Working with almost 9,000 people across 55 communities, a community-led program is making use of REDD+ funds to support forest preservation. Today, 3.6 million hectares is being protected through the proactive efforts of local people, including indigenous communities, saving 2.5 MtCO2e per year.

In Honduras, South Pole’s Muskitia Blue Carbon project is a first of its kind. It is helping to protect mangroves, which can store up to four times more carbon than terrestrial forests. By collaborating with eight indigenous and Afro-Honduran communities, the project is encouraging people to work together — to come up with ideas to protect the local environment for the long term, for the benefit of everybody. 

Almost 5,000 hectares of mangrove forest is being protected by the project, saving 62,500 tCO2e per year. But the social benefits are huge, too — with indigenous women and young people given training to help them set up new business ventures in cocoa production, beekeeping or fishing, for example.

 “The social aspects of carbon-credit projects are often overlooked, despite their obvious additional value.

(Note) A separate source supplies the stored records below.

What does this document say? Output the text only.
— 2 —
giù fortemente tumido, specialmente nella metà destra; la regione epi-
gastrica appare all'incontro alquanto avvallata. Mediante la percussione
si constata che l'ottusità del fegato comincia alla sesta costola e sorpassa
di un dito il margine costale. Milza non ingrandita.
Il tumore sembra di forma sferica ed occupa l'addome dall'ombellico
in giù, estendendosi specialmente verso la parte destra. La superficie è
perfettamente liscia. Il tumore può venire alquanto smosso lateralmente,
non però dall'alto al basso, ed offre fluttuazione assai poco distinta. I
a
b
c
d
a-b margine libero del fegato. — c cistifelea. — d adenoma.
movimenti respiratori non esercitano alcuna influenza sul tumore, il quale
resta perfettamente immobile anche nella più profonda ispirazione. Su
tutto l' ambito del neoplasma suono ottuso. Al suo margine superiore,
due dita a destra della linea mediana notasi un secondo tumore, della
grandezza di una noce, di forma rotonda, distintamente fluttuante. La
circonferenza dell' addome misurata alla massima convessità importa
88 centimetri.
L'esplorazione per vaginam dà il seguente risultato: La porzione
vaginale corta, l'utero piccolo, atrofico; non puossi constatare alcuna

It may be simpler and cheaper to support carbon-abatement initiatives, such as capturing methane from a landfill,” Aster says.

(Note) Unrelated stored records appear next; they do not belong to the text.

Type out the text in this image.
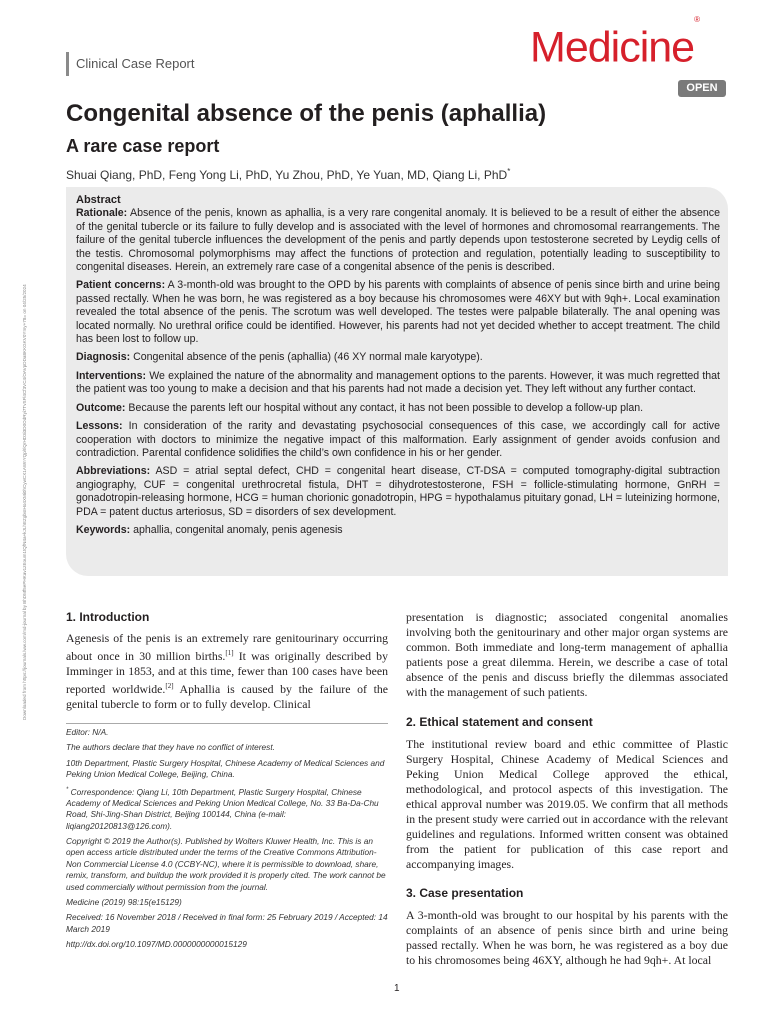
Clinical Case Report	Medicine®
OPEN
Congenital absence of the penis (aphallia)
A rare case report
Shuai Qiang, PhD, Feng Yong Li, PhD, Yu Zhou, PhD, Ye Yuan, MD, Qiang Li, PhD*
Abstract

Rationale: Absence of the penis, known as aphallia, is a very rare congenital anomaly. It is believed to be a result of either the absence of the genital tubercle or its failure to fully develop and is associated with the level of hormones and chromosomal rearrangements. The failure of the genital tubercle influences the development of the penis and partly depends upon testosterone secreted by Leydig cells of the testis. Chromosomal polymorphisms may affect the functions of protection and regulation, potentially leading to susceptibility to congenital diseases. Herein, an extremely rare case of a congenital absence of the penis is described.

Patient concerns: A 3-month-old was brought to the OPD by his parents with complaints of absence of penis since birth and urine being passed rectally. When he was born, he was registered as a boy because his chromosomes were 46XY but with 9qh+. Local examination revealed the total absence of the penis. The scrotum was well developed. The testes were palpable bilaterally. The anal opening was located normally. No urethral orifice could be identified. However, his parents had not yet decided whether to accept treatment. The child has been lost to follow up.

Diagnosis: Congenital absence of the penis (aphallia) (46 XY normal male karyotype).

Interventions: We explained the nature of the abnormality and management options to the parents. However, it was much regretted that the patient was too young to make a decision and that his parents had not made a decision yet. They left without any further contact.

Outcome: Because the parents left our hospital without any contact, it has not been possible to develop a follow-up plan.

Lessons: In consideration of the rarity and devastating psychosocial consequences of this case, we accordingly call for active cooperation with doctors to minimize the negative impact of this malformation. Early assignment of gender avoids confusion and contradiction. Parental confidence solidifies the child’s own confidence in his or her gender.

Abbreviations: ASD = atrial septal defect, CHD = congenital heart disease, CT-DSA = computed tomography-digital subtraction angiography, CUF = congenital urethrocretal fistula, DHT = dihydrotestosterone, FSH = follicle-stimulating hormone, GnRH = gonadotropin-releasing hormone, HCG = human chorionic gonadotropin, HPG = hypothalamus pituitary gonad, LH = luteinizing hormone, PDA = patent ductus arteriosus, SD = disorders of sex development.

Keywords: aphallia, congenital anomaly, penis agenesis

Downloaded from https://journals.lww.com/md-journal by BhDMf5ePHKav1zEoum1tQfN4a+kJLhEZgbsIHo4XMi0hCywCX1AWnYQp/IlQrHD3i3D0OdRyi7TvSFl4Cf3VC4/OAVpDDa8KKGKV0Ymy+78= on 04/25/2024	1. Introduction

Agenesis of the penis is an extremely rare genitourinary occurring about once in 30 million births.[1] It was originally described by Imminger in 1853, and at this time, fewer than 100 cases have been reported worldwide.[2] Aphallia is caused by the failure of the genital tubercle to form or to fully develop. Clinical

Editor: N/A.

The authors declare that they have no conflict of interest.

10th Department, Plastic Surgery Hospital, Chinese Academy of Medical Sciences and Peking Union Medical College, Beijing, China.

* Correspondence: Qiang Li, 10th Department, Plastic Surgery Hospital, Chinese Academy of Medical Sciences and Peking Union Medical College, No. 33 Ba-Da-Chu Road, Shi-Jing-Shan District, Beijing 100144, China (e-mail: liqiang20120813@126.com).

Copyright © 2019 the Author(s). Published by Wolters Kluwer Health, Inc. This is an open access article distributed under the terms of the Creative Commons Attribution-Non Commercial License 4.0 (CCBY-NC), where it is permissible to download, share, remix, transform, and buildup the work provided it is properly cited. The work cannot be used commercially without permission from the journal.

Medicine (2019) 98:15(e15129)

Received: 16 November 2018 / Received in final form: 25 February 2019 / Accepted: 14 March 2019

http://dx.doi.org/10.1097/MD.0000000000015129

presentation is diagnostic; associated congenital anomalies involving both the genitourinary and other major organ systems are common. Both immediate and long-term management of aphallia patients pose a great dilemma. Herein, we describe a case of total absence of the penis and discuss briefly the dilemmas associated with the management of such patients.

2. Ethical statement and consent

The institutional review board and ethic committee of Plastic Surgery Hospital, Chinese Academy of Medical Sciences and Peking Union Medical College approved the ethical, methodological, and protocol aspects of this investigation. The ethical approval number was 2019.05. We confirm that all methods in the present study were carried out in accordance with the relevant guidelines and regulations. Informed written consent was obtained from the patient for publication of this case report and accompanying images.

3. Case presentation

A 3-month-old was brought to our hospital by his parents with the complaints of an absence of penis since birth and urine being passed rectally. When he was born, he was registered as a boy due to his chromosomes being 46XY, although he had 9qh+. At local

1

The market for pure-play carbon credits is more established, too; and co-benefit projects, however valuable, are often more subjective in terms of their wealth: “There’s nothing wrong with supporting simple projects, but for companies looking to maximize their impact, there are more comprehensive strategies.”

Quantifying the true value and impact of co-benefits is getting easier, he adds. It is possible to record the number of jobs that have been created in a forest-protection project, for example. And you can measure the hours saved when a family doesn’t have to walk three miles to get firewood. “But other environmental benefits — such as impacts on biodiversity — are now being quantified, too; with a biodiversity credits market emerging in Colombia, Australia, and elsewhere,” Aster says.

It is a trend likely to continue, with the growing corporate market looking to achieve additional and more holistic sustainability benefits.

South Pole’s business has been robust during the pandemic. Aster says some companies have cut back on their ambition, but few have fundamentally changed their commitments: “Historically, sustainability efforts have been very much tied to a strong economy. But COVID-19 has not changed climate ambitions one bit, which is great news.